Here’s a breakdown of Trex decking prices per linear foot for their different product lines.
Trex Signature: $9-10 per linear foot
Trex Transcend (Lineage, Tropicals and Earth Tones): $6-7 per linear foot
Trex Select Earth Tones: $4-5 per linear foot
Trex Enhance Naturals: $3-4 per linear foot
Trex Enhance Basics: $2-3 per linear foot
Several factors can influence the cost difference:
- Maintenance: Over time, pressure-treated wood requires more maintenance than Trex. This includes periodic staining or sealing to protect it from the elements. Trex, on the other hand, requires minimal maintenance, which can lead to cost savings over the long term.

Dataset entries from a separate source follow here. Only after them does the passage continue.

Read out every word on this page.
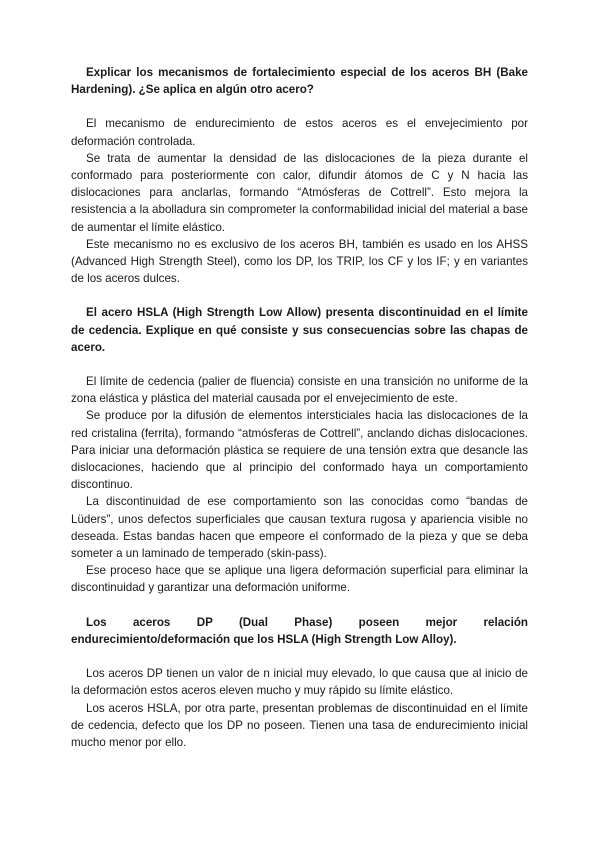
Explicar los mecanismos de fortalecimiento especial de los aceros BH (Bake Hardening). ¿Se aplica en algún otro acero?

El mecanismo de endurecimiento de estos aceros es el envejecimiento por deformación controlada.

Se trata de aumentar la densidad de las dislocaciones de la pieza durante el conformado para posteriormente con calor, difundir átomos de C y N hacia las dislocaciones para anclarlas, formando “Atmósferas de Cottrell”. Esto mejora la resistencia a la abolladura sin comprometer la conformabilidad inicial del material a base de aumentar el límite elástico.

Este mecanismo no es exclusivo de los aceros BH, también es usado en los AHSS (Advanced High Strength Steel), como los DP, los TRIP, los CF y los IF; y en variantes de los aceros dulces.

El acero HSLA (High Strength Low Allow) presenta discontinuidad en el límite de cedencia. Explique en qué consiste y sus consecuencias sobre las chapas de acero.

El límite de cedencia (palier de fluencia) consiste en una transición no uniforme de la zona elástica y plástica del material causada por el envejecimiento de este.

Se produce por la difusión de elementos intersticiales hacia las dislocaciones de la red cristalina (ferrita), formando “atmósferas de Cottrell”, anclando dichas dislocaciones. Para iniciar una deformación plástica se requiere de una tensión extra que desancle las dislocaciones, haciendo que al principio del conformado haya un comportamiento discontinuo.

La discontinuidad de ese comportamiento son las conocidas como “bandas de Lüders”, unos defectos superficiales que causan textura rugosa y apariencia visible no deseada. Estas bandas hacen que empeore el conformado de la pieza y que se deba someter a un laminado de temperado (skin-pass).

Ese proceso hace que se aplique una ligera deformación superficial para eliminar la discontinuidad y garantizar una deformación uniforme.

Los aceros DP (Dual Phase) poseen mejor relación endurecimiento/deformación que los HSLA (High Strength Low Alloy).

Los aceros DP tienen un valor de n inicial muy elevado, lo que causa que al inicio de la deformación estos aceros eleven mucho y muy rápido su límite elástico.

Los aceros HSLA, por otra parte, presentan problemas de discontinuidad en el límite de cedencia, defecto que los DP no poseen. Tienen una tasa de endurecimiento inicial mucho menor por ello.
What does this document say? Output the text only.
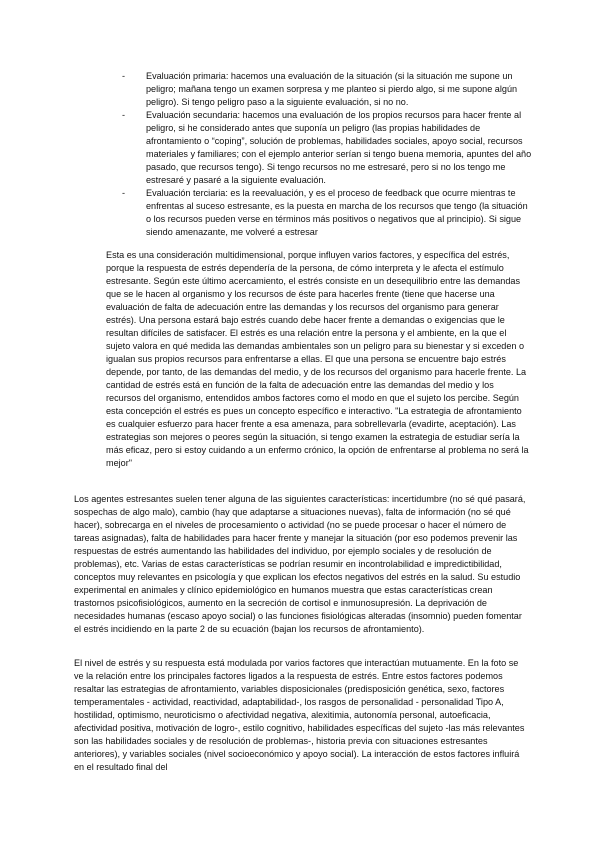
- Evaluación primaria: hacemos una evaluación de la situación (si la situación me supone un peligro; mañana tengo un examen sorpresa y me planteo si pierdo algo, si me supone algún peligro). Si tengo peligro paso a la siguiente evaluación, si no no.
- Evaluación secundaria: hacemos una evaluación de los propios recursos para hacer frente al peligro, si he considerado antes que suponía un peligro (las propias habilidades de afrontamiento o “coping”, solución de problemas, habilidades sociales, apoyo social, recursos materiales y familiares; con el ejemplo anterior serían si tengo buena memoria, apuntes del año pasado, que recursos tengo). Si tengo recursos no me estresaré, pero si no los tengo me estresaré y pasaré a la siguiente evaluación.
- Evaluación terciaria: es la reevaluación, y es el proceso de feedback que ocurre mientras te enfrentas al suceso estresante, es la puesta en marcha de los recursos que tengo (la situación o los recursos pueden verse en términos más positivos o negativos que al principio). Si sigue siendo amenazante, me volveré a estresar

Esta es una consideración multidimensional, porque influyen varios factores, y específica del estrés, porque la respuesta de estrés dependería de la persona, de cómo interpreta y le afecta el estímulo estresante. Según este último acercamiento, el estrés consiste en un desequilibrio entre las demandas que se le hacen al organismo y los recursos de éste para hacerles frente (tiene que hacerse una evaluación de falta de adecuación entre las demandas y los recursos del organismo para generar estrés). Una persona estará bajo estrés cuando debe hacer frente a demandas o exigencias que le resultan difíciles de satisfacer. El estrés es una relación entre la persona y el ambiente, en la que el sujeto valora en qué medida las demandas ambientales son un peligro para su bienestar y si exceden o igualan sus propios recursos para enfrentarse a ellas. El que una persona se encuentre bajo estrés depende, por tanto, de las demandas del medio, y de los recursos del organismo para hacerle frente. La cantidad de estrés está en función de la falta de adecuación entre las demandas del medio y los recursos del organismo, entendidos ambos factores como el modo en que el sujeto los percibe. Según esta concepción el estrés es pues un concepto específico e interactivo. "La estrategia de afrontamiento es cualquier esfuerzo para hacer frente a esa amenaza, para sobrellevarla (evadirte, aceptación). Las estrategias son mejores o peores según la situación, si tengo examen la estrategia de estudiar sería la más eficaz, pero si estoy cuidando a un enfermo crónico, la opción de enfrentarse al problema no será la mejor"

Los agentes estresantes suelen tener alguna de las siguientes características: incertidumbre (no sé qué pasará, sospechas de algo malo), cambio (hay que adaptarse a situaciones nuevas), falta de información (no sé qué hacer), sobrecarga en el niveles de procesamiento o actividad (no se puede procesar o hacer el número de tareas asignadas), falta de habilidades para hacer frente y manejar la situación (por eso podemos prevenir las respuestas de estrés aumentando las habilidades del individuo, por ejemplo sociales y de resolución de problemas), etc. Varias de estas características se podrían resumir en incontrolabilidad e impredictibilidad, conceptos muy relevantes en psicología y que explican los efectos negativos del estrés en la salud. Su estudio experimental en animales y clínico epidemiológico en humanos muestra que estas características crean trastornos psicofisiológicos, aumento en la secreción de cortisol e inmunosupresión. La deprivación de necesidades humanas (escaso apoyo social) o las funciones fisiológicas alteradas (insomnio) pueden fomentar el estrés incidiendo en la parte 2 de su ecuación (bajan los recursos de afrontamiento).

El nivel de estrés y su respuesta está modulada por varios factores que interactúan mutuamente. En la foto se ve la relación entre los principales factores ligados a la respuesta de estrés. Entre estos factores podemos resaltar las estrategias de afrontamiento, variables disposicionales (predisposición genética, sexo, factores temperamentales - actividad, reactividad, adaptabilidad-, los rasgos de personalidad - personalidad Tipo A, hostilidad, optimismo, neuroticismo o afectividad negativa, alexitimia, autonomía personal, autoeficacia, afectividad positiva, motivación de logro-, estilo cognitivo, habilidades específicas del sujeto -las más relevantes son las habilidades sociales y de resolución de problemas-, historia previa con situaciones estresantes anteriores), y variables sociales (nivel socioeconómico y apoyo social). La interacción de estos factores influirá en el resultado final del
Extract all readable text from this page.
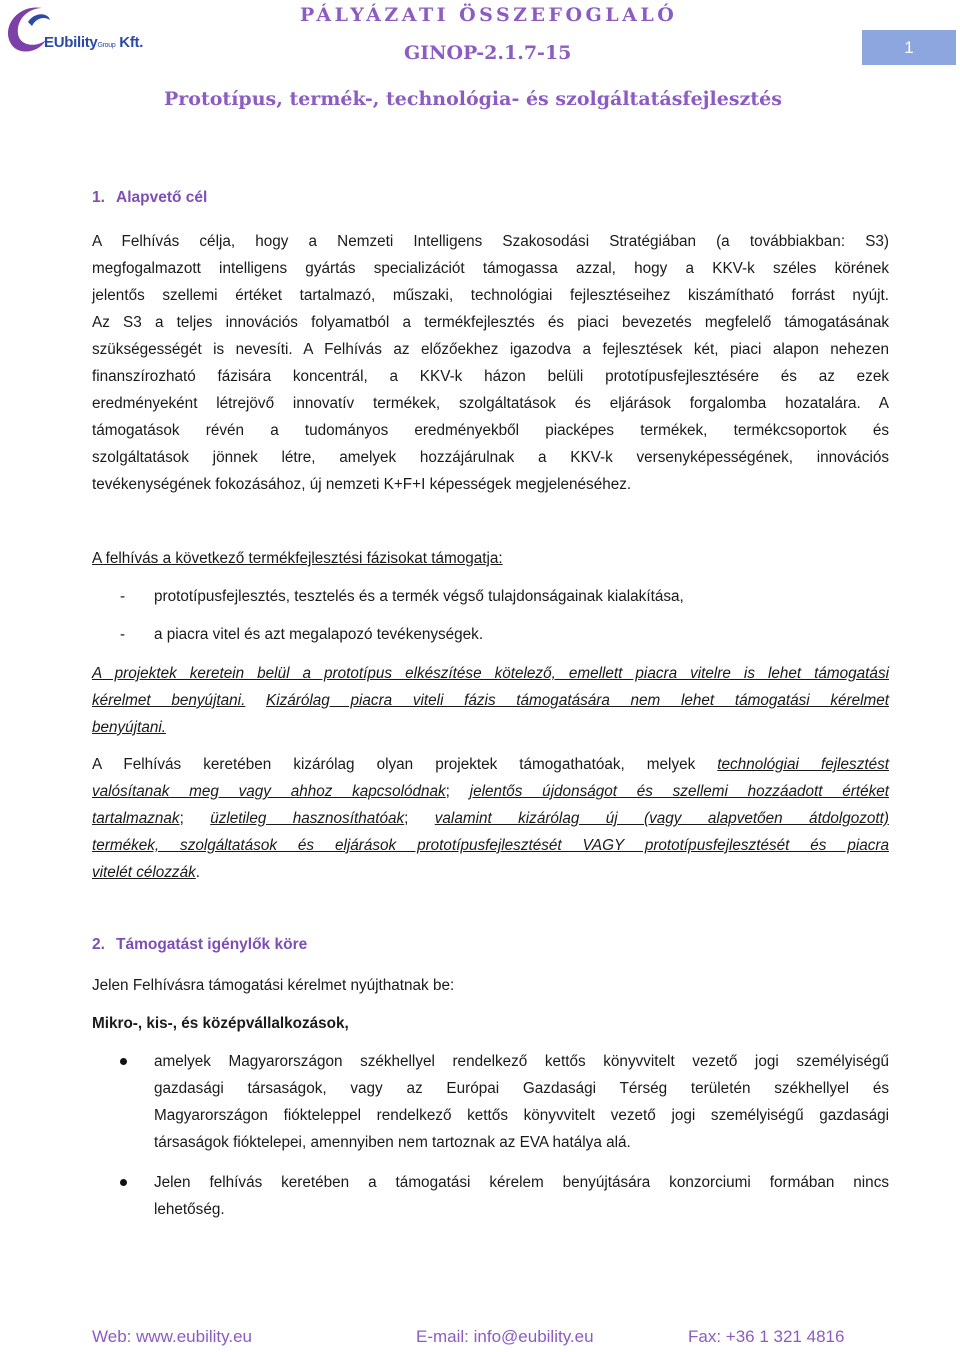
EUbilityGroup Kft.
PÁLYÁZATI ÖSSZEFOGLALÓ
GINOP-2.1.7-15	1
Prototípus, termék-, technológia- és szolgáltatásfejlesztés
1. Alapvető cél
A Felhívás célja, hogy a Nemzeti Intelligens Szakosodási Stratégiában (a továbbiakban: S3)
megfogalmazott intelligens gyártás specializációt támogassa azzal, hogy a KKV-k széles körének
jelentős szellemi értéket tartalmazó, műszaki, technológiai fejlesztéseihez kiszámítható forrást nyújt.
Az S3 a teljes innovációs folyamatból a termékfejlesztés és piaci bevezetés megfelelő támogatásának
szükségességét is nevesíti. A Felhívás az előzőekhez igazodva a fejlesztések két, piaci alapon nehezen
finanszírozható fázisára koncentrál, a KKV-k házon belüli prototípusfejlesztésére és az ezek
eredményeként létrejövő innovatív termékek, szolgáltatások és eljárások forgalomba hozatalára. A
támogatások révén a tudományos eredményekből piacképes termékek, termékcsoportok és
szolgáltatások jönnek létre, amelyek hozzájárulnak a KKV-k versenyképességének, innovációs
tevékenységének fokozásához, új nemzeti K+F+I képességek megjelenéséhez.
A felhívás a következő termékfejlesztési fázisokat támogatja:
- prototípusfejlesztés, tesztelés és a termék végső tulajdonságainak kialakítása,
- a piacra vitel és azt megalapozó tevékenységek.
A projektek keretein belül a prototípus elkészítése kötelező, emellett piacra vitelre is lehet támogatási
kérelmet benyújtani. Kizárólag piacra viteli fázis támogatására nem lehet támogatási kérelmet
benyújtani.
A Felhívás keretében kizárólag olyan projektek támogathatóak, melyek technológiai fejlesztést
valósítanak meg vagy ahhoz kapcsolódnak; jelentős újdonságot és szellemi hozzáadott értéket
tartalmaznak; üzletileg hasznosíthatóak; valamint kizárólag új (vagy alapvetően átdolgozott)
termékek, szolgáltatások és eljárások prototípusfejlesztését VAGY prototípusfejlesztését és piacra
vitelét célozzák.
2. Támogatást igénylők köre
Jelen Felhívásra támogatási kérelmet nyújthatnak be:
Mikro-, kis-, és középvállalkozások,
amelyek Magyarországon székhellyel rendelkező kettős könyvvitelt vezető jogi személyiségű
gazdasági társaságok, vagy az Európai Gazdasági Térség területén székhellyel és
Magyarországon fiókteleppel rendelkező kettős könyvvitelt vezető jogi személyiségű gazdasági
társaságok fióktelepei, amennyiben nem tartoznak az EVA hatálya alá.
Jelen felhívás keretében a támogatási kérelem benyújtására konzorciumi formában nincs
lehetőség.
Web: www.eubility.eu	E-mail: info@eubility.eu	Fax: +36 1 321 4816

- Lifespan: Trex decking generally has a longer lifespan than pressure-treated wood. While pressure-treated wood can last 10-15 years (or longer with diligent maintenance), Trex decking can last 25-30 years or more.
- Appearance: Trex offers a consistent appearance with a variety of colors and finishes, while pressure-treated wood can have variations in color, knots, and potential warping or splitting over time.

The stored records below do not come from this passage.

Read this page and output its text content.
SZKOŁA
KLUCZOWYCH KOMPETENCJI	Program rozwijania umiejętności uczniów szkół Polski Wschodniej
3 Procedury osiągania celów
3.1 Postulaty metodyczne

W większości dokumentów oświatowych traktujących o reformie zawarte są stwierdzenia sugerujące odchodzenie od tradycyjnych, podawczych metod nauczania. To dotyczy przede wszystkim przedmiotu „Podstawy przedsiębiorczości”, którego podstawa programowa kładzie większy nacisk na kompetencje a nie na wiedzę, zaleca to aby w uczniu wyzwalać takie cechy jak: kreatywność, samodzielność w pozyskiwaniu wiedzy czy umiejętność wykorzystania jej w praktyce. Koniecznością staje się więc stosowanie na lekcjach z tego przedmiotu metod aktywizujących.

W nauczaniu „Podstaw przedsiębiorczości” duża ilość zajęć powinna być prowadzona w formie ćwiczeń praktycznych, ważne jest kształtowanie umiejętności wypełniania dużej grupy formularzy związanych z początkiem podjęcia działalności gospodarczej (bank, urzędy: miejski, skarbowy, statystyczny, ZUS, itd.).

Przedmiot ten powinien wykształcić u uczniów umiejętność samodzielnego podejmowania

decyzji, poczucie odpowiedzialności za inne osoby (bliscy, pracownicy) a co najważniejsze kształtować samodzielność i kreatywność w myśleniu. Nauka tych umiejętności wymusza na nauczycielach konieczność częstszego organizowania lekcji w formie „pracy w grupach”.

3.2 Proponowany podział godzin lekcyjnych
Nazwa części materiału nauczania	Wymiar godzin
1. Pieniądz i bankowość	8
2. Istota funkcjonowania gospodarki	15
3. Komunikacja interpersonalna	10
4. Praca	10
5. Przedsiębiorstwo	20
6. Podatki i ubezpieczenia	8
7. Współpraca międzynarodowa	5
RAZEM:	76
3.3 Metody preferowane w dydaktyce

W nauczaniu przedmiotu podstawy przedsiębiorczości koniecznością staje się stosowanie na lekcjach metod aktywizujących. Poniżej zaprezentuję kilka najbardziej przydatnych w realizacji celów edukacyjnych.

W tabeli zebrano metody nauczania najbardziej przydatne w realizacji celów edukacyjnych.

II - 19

- Installation: The installation costs can vary based on the material. Some contractors might charge more to install composite decking like Trex because it requires specific fasteners or techniques.
- Environmental Concerns: Some homeowners choose Trex or other composite materials because they are made, in part, from recycled materials and are seen as a more environmentally friendly option compared to using new lumber.
When considering the cost, it’s essential to look at the long-term expenses, including maintenance, replacement, and potential increased home value. While Trex has a higher upfront cost, the long-term savings in maintenance and potential for a longer lifespan might make it a more cost-effective choice for some homeowners.
However, prices can change over time due to market demand, availability, and other economic factors. It’s always a good idea to get recent quotes from local suppliers or contractors to get the most accurate and up-to-date pricing information.